Erdogan told reporters in Istanbul before taking off: “We were together with Mr. Tebboune at the Berlin Conference [on Libya]. We also held bilateral meetings there.”
“We will also have the opportunity to discuss our bilateral relations in detail during our meetings with Mr. president and other officials,” he said.a
In addition to Algeria, the Turkish president will also visit Senegal and Gambia. The trip’s ultimate goal, for Turkey, is to enhance ties with African countries
The Turkish President excluded Morocco from his Africa agenda, despite recent news of a prospective Erdogan visit to the North African kingdom.
Turkey’s Foreign Affairs Minister Mevlut Cavusoglu told Moroccan television channel 2M on September 23, 2019 that Erdogan has received an invitation from King Mohammed VI to visit Morocco.
The Turkish official made his statement after a meeting with Morocco’s Minister of Foreign Affairs Nasser Bourita on the sidelines of the 74th UN General Assembly in New York.
Morocco maintains normal diplomatic relations with Turkey.
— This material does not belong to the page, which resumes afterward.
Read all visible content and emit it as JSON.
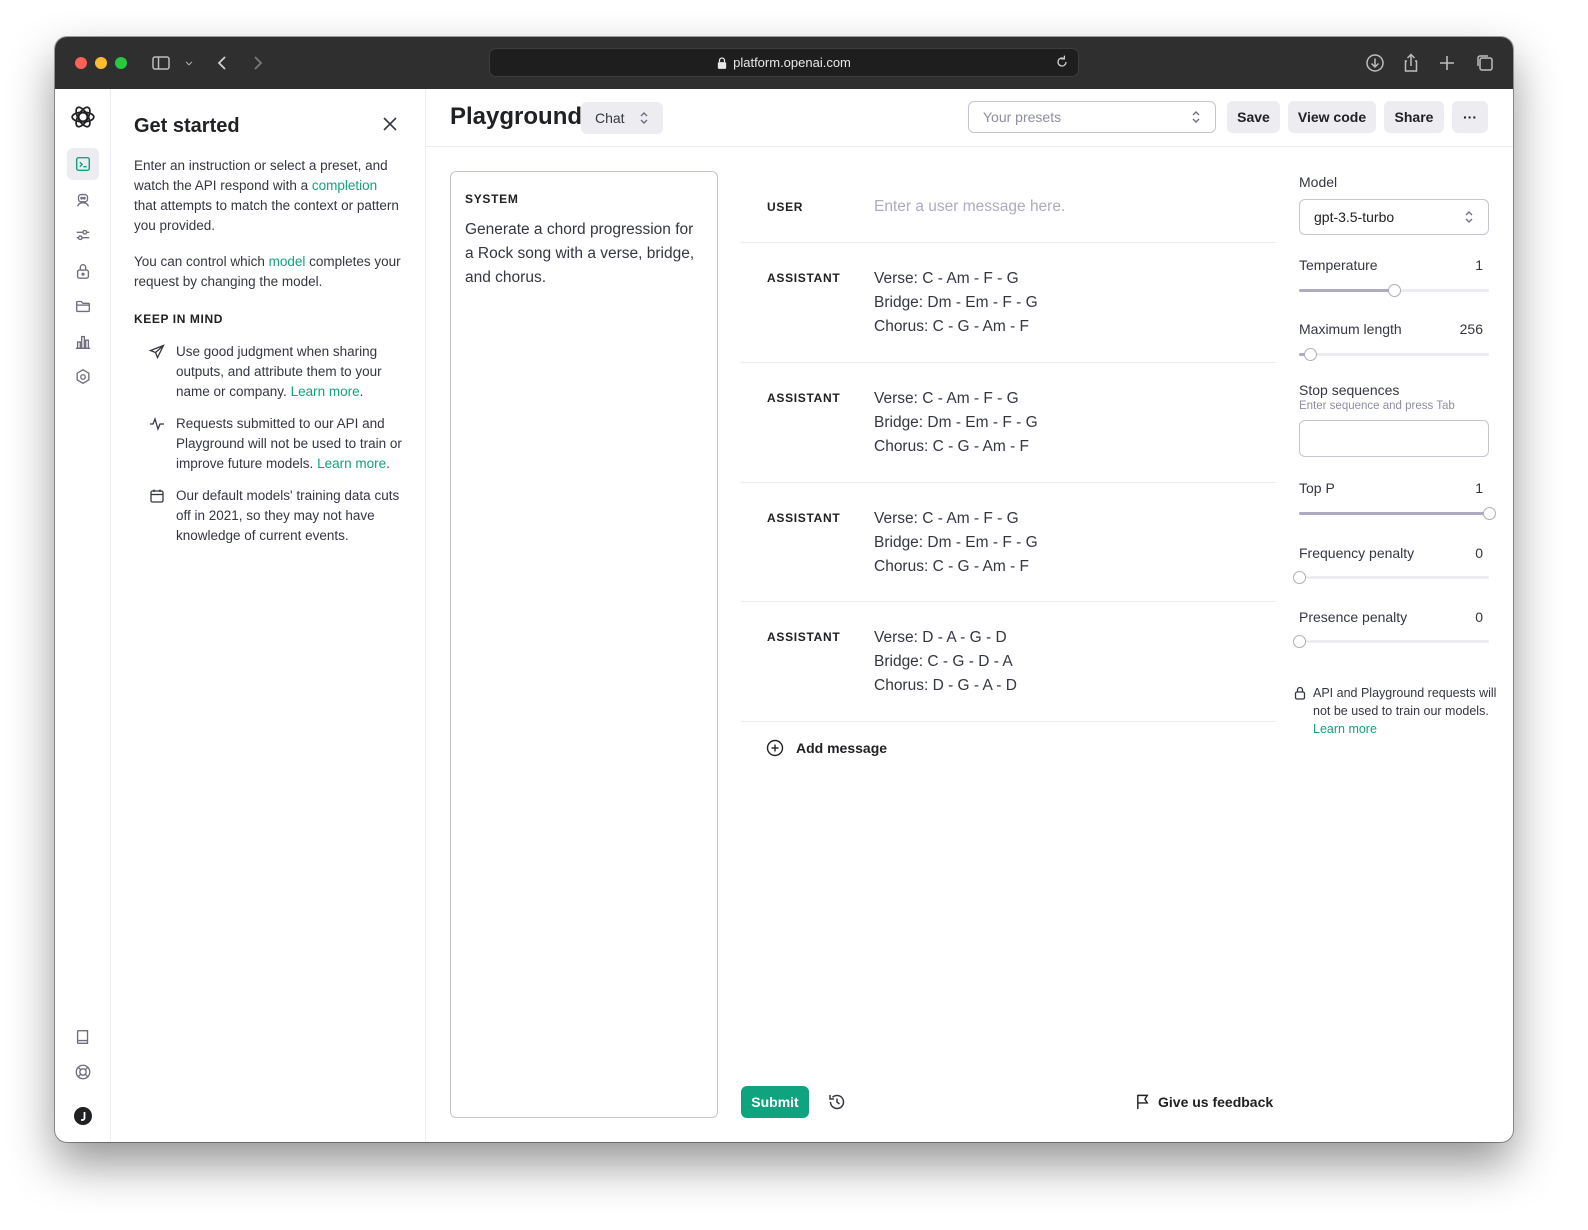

The kingdom, however, condemned military intervention after Turkey announced its decision to deploy its troops in Libya.
“Foreign interventions have only complicated the situation in Libya, removed the potential for a political solution in the country, create internal differences and threatened peace and security in the entire Maghreb,” Rabat had said.
Turkey and Morocco are also reviewing their Free Trade Agreement (FTA), whose terms Rabat now finds more in favor of Ankara. A high-level delegation led by Turkish trade minister arrived in Morocco earlier this month to discuss the deal.
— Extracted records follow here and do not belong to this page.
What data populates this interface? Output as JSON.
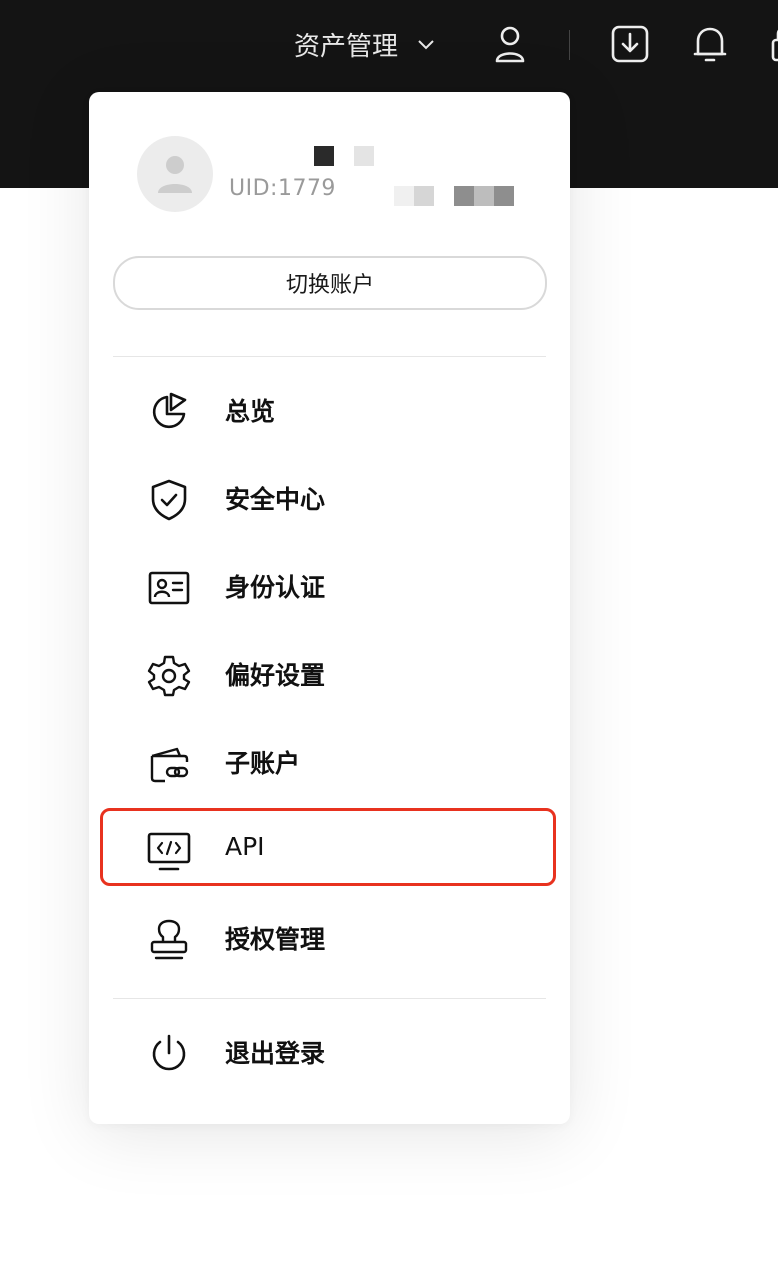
{
  "topbar": {
    "asset_menu_label": "资产管理",
    "icons": [
      "user-icon",
      "download-icon",
      "bell-icon",
      "lock-icon"
    ]
  },
  "account": {
    "uid_text": "UID:1779",
    "switch_label": "切换账户"
  },
  "menu": {
    "items": [
      {
        "label": "总览",
        "icon": "pie-chart-icon"
      },
      {
        "label": "安全中心",
        "icon": "shield-check-icon"
      },
      {
        "label": "身份认证",
        "icon": "id-card-icon"
      },
      {
        "label": "偏好设置",
        "icon": "gear-icon"
      },
      {
        "label": "子账户",
        "icon": "wallet-link-icon"
      },
      {
        "label": "API",
        "icon": "api-monitor-icon"
      },
      {
        "label": "授权管理",
        "icon": "stamp-icon"
      }
    ],
    "logout_label": "退出登录"
  },
  "colors": {
    "topbar": "#141414",
    "highlight": "#e8321f",
    "text": "#111111",
    "muted": "#9a9a9a"
  }
}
The decision to review the deal comes after Morocco’s Minister of Trade, Moulay Hafid Elalamy, shared concerns about the FTA disadvantages on Morocco’s economy.
Elalamy said Morocco loses $2 billion annually due to its trade deal with Turkey. The minister said that both countries have 15 days to find a solution. Rabat and Ankara might dissolve the FTA, if no agreement is reached by the 15-day deadline.